Kondisi saat ini sangat berbeda sekali dengan Sistem Islam. Di mana pemimpin adalah perisai yang bertanggung jawab penuh tehadap urusan rakyatnya. Seorang pemimpin (Khalifah) wajib memenuhi kebutuhan pokok setiap individu rakyat. Seorang Khalifah memiliki kewajiban untuk menempatkan kemaslahatan rakyat sebagai prioritas tertinggi. Sebagaimana sabda rosulullah Saw "Pemimpin masyarakat adalah pengurus rakyat dan dia bertanggung jawab atas rakyat yang dia urus (HR Muslim). Dalam sistem Islam sumber daya alam akan di kelola oleh negara dan keuntungannya akan di kembalikan untuk kemaslahatan seluruh rakyat. Untuk menanggulangi krisis ekonomi, di saat pandemi wabah seperti saat ini kita dapat melihat Khalifah Umar ra., ketika krisis ekonomi di tahun kelabu (masa krisis), beliau memberi contoh terbaik dengan cara berhemat dan bergaya hidup sederhana, bahkan lebih kekurangan dari masyarakatnya. Dengan itu beliau bisa merasakan betul bagaimana penderitaan yang dialami oleh rakyatnya. Beliau kemudian segera mengeluarkan kebijakan untuk menanggulangi krisis ekonomi secara cepat, tepat dan komprehensif. Untuk mengoptimalisasi keputusannya, Khalifah segera mengerahkan seluruh struktur, perangkat negara dan semua potensi yang ada untuk segera membantu masyarakat yang terdampak. Khalifah Umar ra., membagi tugas kepada para perangkat negara di bawah beliau hingga level pekerja, bahu-membahu dan sigap menyelesaikan persoalan yang ada.

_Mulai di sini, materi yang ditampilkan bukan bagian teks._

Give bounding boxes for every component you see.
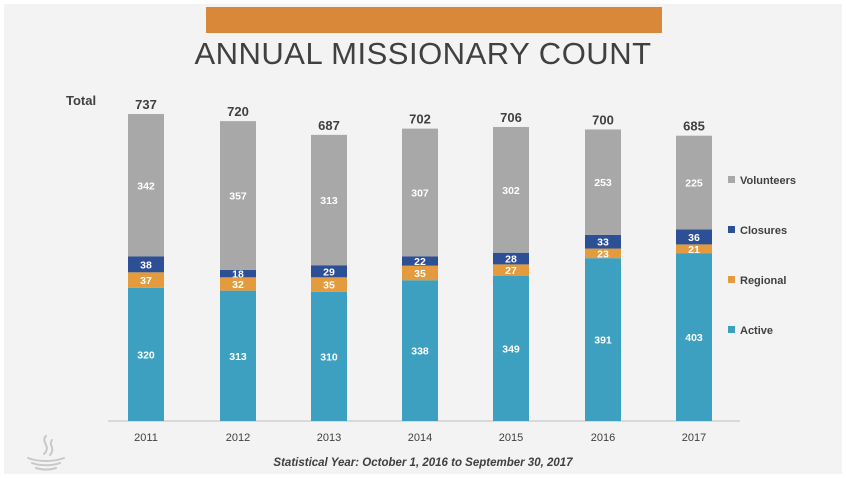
- data-label-closures-2013: 29: [323, 266, 335, 278]
- data-label-active-2016: 391: [594, 335, 612, 347]
- bar-segment-regional-2014: [402, 265, 438, 281]
- bar-segment-active-2014: [402, 280, 438, 421]
- total-label-2011: 737: [135, 97, 157, 112]
- data-label-closures-2011: 38: [140, 259, 152, 271]
- data-label-regional-2015: 27: [505, 265, 517, 277]
- bar-segment-regional-2011: [128, 272, 164, 288]
- bar-segment-volunteers-2014: [402, 128, 438, 257]
- data-label-closures-2015: 28: [505, 254, 517, 266]
- bar-segment-closures-2014: [402, 256, 438, 266]
- total-label-2012: 720: [227, 104, 249, 119]
- x-tick-label-2016: 2016: [591, 432, 615, 444]
- data-label-volunteers-2014: 307: [411, 188, 429, 200]
- bar-segment-active-2017: [676, 253, 712, 421]
- legend-label-active: Active: [740, 325, 773, 337]
- data-label-volunteers-2015: 302: [502, 185, 520, 197]
- x-tick-label-2015: 2015: [499, 432, 523, 444]
- bar-segment-volunteers-2015: [493, 126, 529, 253]
- legend-swatch-active: [728, 326, 735, 333]
- bar-segment-regional-2015: [493, 264, 529, 276]
- total-label-2017: 685: [683, 119, 705, 134]
- data-label-active-2013: 310: [320, 351, 338, 363]
- data-label-closures-2016: 33: [597, 237, 609, 249]
- ministry-logo-icon: [27, 435, 65, 471]
- bar-segment-active-2016: [585, 258, 621, 421]
- total-row-label: Total: [66, 93, 96, 108]
- data-label-regional-2014: 35: [414, 268, 426, 280]
- bar-segment-regional-2012: [220, 277, 256, 291]
- x-tick-label-2013: 2013: [317, 432, 341, 444]
- data-label-closures-2012: 18: [232, 269, 244, 281]
- bar-segment-volunteers-2012: [220, 121, 256, 270]
- data-label-volunteers-2011: 342: [137, 180, 155, 192]
- data-label-closures-2017: 36: [688, 232, 700, 244]
- bar-segment-volunteers-2011: [128, 114, 164, 257]
- bar-segment-closures-2011: [128, 256, 164, 273]
- data-label-regional-2017: 21: [688, 244, 700, 256]
- bar-segment-regional-2013: [311, 277, 347, 292]
- legend-swatch-volunteers: [728, 176, 735, 183]
- bar-segment-active-2013: [311, 291, 347, 421]
- total-label-2015: 706: [500, 110, 522, 125]
- bar-segment-closures-2016: [585, 234, 621, 249]
- data-label-regional-2016: 23: [597, 248, 609, 260]
- data-label-volunteers-2017: 225: [685, 178, 703, 190]
- bar-segment-active-2012: [220, 290, 256, 421]
- data-label-active-2017: 403: [685, 332, 703, 344]
- bar-segment-volunteers-2017: [676, 135, 712, 230]
- total-label-2016: 700: [592, 112, 614, 127]
- data-label-regional-2012: 32: [232, 279, 244, 291]
- legend-swatch-closures: [728, 226, 735, 233]
- data-label-volunteers-2016: 253: [594, 177, 612, 189]
- total-label-2014: 702: [409, 112, 431, 127]
- x-tick-label-2012: 2012: [226, 432, 250, 444]
- bar-segment-regional-2016: [585, 248, 621, 259]
- statistical-year-footnote: Statistical Year: October 1, 2016 to Sep…: [273, 457, 573, 469]
- bar-segment-closures-2012: [220, 269, 256, 278]
- bar-segment-closures-2017: [676, 229, 712, 245]
- data-label-active-2015: 349: [502, 343, 520, 355]
- bar-segment-volunteers-2013: [311, 134, 347, 266]
- data-label-closures-2014: 22: [414, 256, 426, 268]
- x-tick-label-2011: 2011: [134, 432, 158, 444]
- title-accent-bar: [206, 7, 662, 33]
- legend-label-volunteers: Volunteers: [740, 175, 796, 187]
- bar-segment-regional-2017: [676, 244, 712, 254]
- bar-segment-volunteers-2016: [585, 129, 621, 235]
- bar-segment-closures-2013: [311, 265, 347, 278]
- legend-label-closures: Closures: [740, 225, 787, 237]
- bar-segment-closures-2015: [493, 252, 529, 265]
- data-label-volunteers-2012: 357: [229, 190, 247, 202]
- data-label-active-2014: 338: [411, 346, 429, 358]
- data-label-regional-2011: 37: [140, 275, 152, 287]
- data-label-volunteers-2013: 313: [320, 195, 338, 207]
- x-tick-label-2014: 2014: [408, 432, 432, 444]
- chart-title: ANNUAL MISSIONARY COUNT: [194, 36, 652, 71]
- bar-segment-active-2015: [493, 275, 529, 421]
- x-tick-label-2017: 2017: [682, 432, 706, 444]
- data-label-regional-2013: 35: [323, 280, 335, 292]
- legend-swatch-regional: [728, 276, 735, 283]
- bar-segment-active-2011: [128, 287, 164, 421]
- data-label-active-2011: 320: [137, 349, 155, 361]
- data-label-active-2012: 313: [229, 351, 247, 363]
- total-label-2013: 687: [318, 118, 340, 133]
- legend-label-regional: Regional: [740, 275, 786, 287]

Khalifah Umar ra. tidak berpangku tangan atau sekadar perintah sana, perintah sini saja. Beliau langsung turun tangan mengkomando dan menangani krisis tersebut. Beliau langsung memerintahkan mendirikan posko untuk para pengungsi, dan bergerak cepat membagi-bagikan kebutuhan pokok masyarakat. Bahkan, Khalifah Umar ra tak pernah merasakan kenyang selama masa krisis. Karena beliau tidak mau, dirinya kenyang, sementara rakyatnya kelaparan. Diriwayatkan dari Anas, “Perut Umar bin al-Khathab selalu keroncongan di tahun kelabu, sebab ia hanya makan dengan minyak.

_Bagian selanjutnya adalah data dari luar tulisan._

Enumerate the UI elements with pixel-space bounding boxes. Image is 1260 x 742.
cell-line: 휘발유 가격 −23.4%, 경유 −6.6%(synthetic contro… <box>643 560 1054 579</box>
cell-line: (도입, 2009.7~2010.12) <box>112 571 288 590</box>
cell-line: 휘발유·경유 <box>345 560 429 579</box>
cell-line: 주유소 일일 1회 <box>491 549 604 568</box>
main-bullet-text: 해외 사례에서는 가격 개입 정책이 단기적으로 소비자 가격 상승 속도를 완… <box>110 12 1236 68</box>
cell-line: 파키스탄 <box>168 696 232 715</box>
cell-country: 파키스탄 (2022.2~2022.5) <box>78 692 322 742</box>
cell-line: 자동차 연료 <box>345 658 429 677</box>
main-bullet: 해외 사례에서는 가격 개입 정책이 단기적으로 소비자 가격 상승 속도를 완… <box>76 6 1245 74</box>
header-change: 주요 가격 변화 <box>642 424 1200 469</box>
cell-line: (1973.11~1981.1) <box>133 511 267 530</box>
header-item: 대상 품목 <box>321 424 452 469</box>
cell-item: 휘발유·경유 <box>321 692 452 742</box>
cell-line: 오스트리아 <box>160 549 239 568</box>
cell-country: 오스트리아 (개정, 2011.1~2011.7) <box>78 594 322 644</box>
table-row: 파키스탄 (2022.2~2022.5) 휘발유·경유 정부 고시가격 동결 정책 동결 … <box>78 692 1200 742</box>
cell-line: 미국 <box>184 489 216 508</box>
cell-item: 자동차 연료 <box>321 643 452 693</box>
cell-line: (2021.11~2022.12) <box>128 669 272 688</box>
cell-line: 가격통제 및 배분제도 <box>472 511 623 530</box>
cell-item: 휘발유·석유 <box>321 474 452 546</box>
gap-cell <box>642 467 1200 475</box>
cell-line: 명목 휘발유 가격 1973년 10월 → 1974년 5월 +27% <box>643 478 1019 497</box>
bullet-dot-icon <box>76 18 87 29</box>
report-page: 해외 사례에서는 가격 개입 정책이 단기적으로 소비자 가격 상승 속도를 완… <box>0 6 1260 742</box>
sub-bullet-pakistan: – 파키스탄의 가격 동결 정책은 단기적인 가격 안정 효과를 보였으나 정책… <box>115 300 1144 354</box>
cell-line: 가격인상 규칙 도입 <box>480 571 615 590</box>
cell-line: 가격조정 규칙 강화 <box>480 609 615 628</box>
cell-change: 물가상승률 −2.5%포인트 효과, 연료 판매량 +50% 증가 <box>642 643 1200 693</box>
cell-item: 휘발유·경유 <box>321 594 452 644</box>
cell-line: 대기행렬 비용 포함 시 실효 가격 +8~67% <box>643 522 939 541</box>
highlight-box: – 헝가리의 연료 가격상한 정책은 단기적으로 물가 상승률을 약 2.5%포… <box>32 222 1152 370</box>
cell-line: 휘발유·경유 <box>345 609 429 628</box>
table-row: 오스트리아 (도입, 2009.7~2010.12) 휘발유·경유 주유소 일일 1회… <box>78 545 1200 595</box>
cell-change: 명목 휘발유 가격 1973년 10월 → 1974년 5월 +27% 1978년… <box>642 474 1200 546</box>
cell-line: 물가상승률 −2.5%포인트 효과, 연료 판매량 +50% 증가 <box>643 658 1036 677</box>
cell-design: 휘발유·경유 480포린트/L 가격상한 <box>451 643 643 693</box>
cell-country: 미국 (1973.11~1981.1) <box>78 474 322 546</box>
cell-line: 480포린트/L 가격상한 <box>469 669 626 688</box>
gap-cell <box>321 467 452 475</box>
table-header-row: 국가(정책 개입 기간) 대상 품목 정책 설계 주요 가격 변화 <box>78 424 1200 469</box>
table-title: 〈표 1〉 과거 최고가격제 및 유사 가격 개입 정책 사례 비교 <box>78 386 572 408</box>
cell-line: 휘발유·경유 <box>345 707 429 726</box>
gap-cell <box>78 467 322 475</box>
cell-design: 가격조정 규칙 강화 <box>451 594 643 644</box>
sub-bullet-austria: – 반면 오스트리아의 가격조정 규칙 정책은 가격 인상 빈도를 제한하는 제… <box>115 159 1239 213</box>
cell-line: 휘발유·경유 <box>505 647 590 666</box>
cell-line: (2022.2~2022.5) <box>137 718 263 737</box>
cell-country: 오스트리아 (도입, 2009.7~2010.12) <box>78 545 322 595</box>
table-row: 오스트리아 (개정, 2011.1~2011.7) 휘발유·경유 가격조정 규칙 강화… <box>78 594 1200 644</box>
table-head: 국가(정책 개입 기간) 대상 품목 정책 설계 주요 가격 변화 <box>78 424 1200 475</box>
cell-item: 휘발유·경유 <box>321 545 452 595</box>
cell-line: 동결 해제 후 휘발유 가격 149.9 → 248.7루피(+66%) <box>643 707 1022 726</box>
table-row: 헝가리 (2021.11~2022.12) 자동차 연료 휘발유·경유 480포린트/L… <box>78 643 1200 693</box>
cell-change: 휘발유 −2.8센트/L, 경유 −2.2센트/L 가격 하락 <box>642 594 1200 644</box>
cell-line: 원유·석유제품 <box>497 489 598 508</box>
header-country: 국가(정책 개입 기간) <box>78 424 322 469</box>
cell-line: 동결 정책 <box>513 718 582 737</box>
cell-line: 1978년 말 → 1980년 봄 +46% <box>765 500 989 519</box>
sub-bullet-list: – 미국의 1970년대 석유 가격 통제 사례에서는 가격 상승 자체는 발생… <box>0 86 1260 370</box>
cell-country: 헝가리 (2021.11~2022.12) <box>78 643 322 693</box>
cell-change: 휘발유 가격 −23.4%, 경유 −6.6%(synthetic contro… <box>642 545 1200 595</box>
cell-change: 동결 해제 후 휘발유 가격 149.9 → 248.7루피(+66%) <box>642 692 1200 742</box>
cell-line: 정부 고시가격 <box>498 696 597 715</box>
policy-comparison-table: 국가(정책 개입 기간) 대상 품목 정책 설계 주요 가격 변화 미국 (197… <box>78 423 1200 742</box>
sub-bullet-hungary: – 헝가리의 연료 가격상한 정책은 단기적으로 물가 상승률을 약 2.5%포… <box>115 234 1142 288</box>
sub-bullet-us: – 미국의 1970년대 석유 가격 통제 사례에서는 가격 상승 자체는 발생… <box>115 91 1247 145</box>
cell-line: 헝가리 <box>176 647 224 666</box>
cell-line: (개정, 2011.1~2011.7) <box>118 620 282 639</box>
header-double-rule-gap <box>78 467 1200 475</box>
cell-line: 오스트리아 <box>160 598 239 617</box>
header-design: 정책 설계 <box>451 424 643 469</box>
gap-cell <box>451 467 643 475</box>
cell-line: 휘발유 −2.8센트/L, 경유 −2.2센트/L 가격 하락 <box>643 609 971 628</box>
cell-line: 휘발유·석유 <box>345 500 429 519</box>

Ia mengharamkan mentega untuk dirinya. Ia memukul perut dengan jari-jarinya dan berkata, ‘Berbunyilah karena kita tidak punya apa pun selain minyak hingga rakyat sejahtera. Selain hidup sederhana, Kepada rakyatnya yang datang karena membutuhkan makanan, segera dipenuhi. Yang tidak dapat mendatangi Khalifah, bahan makanan diantar ke rumahnya, beberapa bulan sepanjang masa musibah. Tatkala menghadapi situasi sulit, Khalifah Umar bin Khaththab meminta bantuan ke wilayah atau daerah bagian Kekhilafahan Islam yang kaya dan mampu memberi bantuan. Musibah yang melanda, juga membuat Khalifah semakin mendekatkan diri kepada Allah, meminta pertolongan Allah subhanahu wa ta’ala Pemilik alam seisinya."Begitulah seorang pemimpin dalam naungan sistem yang haq. Amat berbeda dengan pemimpin dalam sistem Kapitalis saat ini yang tidak sepenuhnya dalam memenuhi kebutuhan rakyatnya. Maka, sudah saatnya kita campakkan sistem rusak yang sudah berjalan menuju kematiannya ini, dan bersegera memperjuangkan syari'at Islam, dalam naungan Khilafah Islamiyah.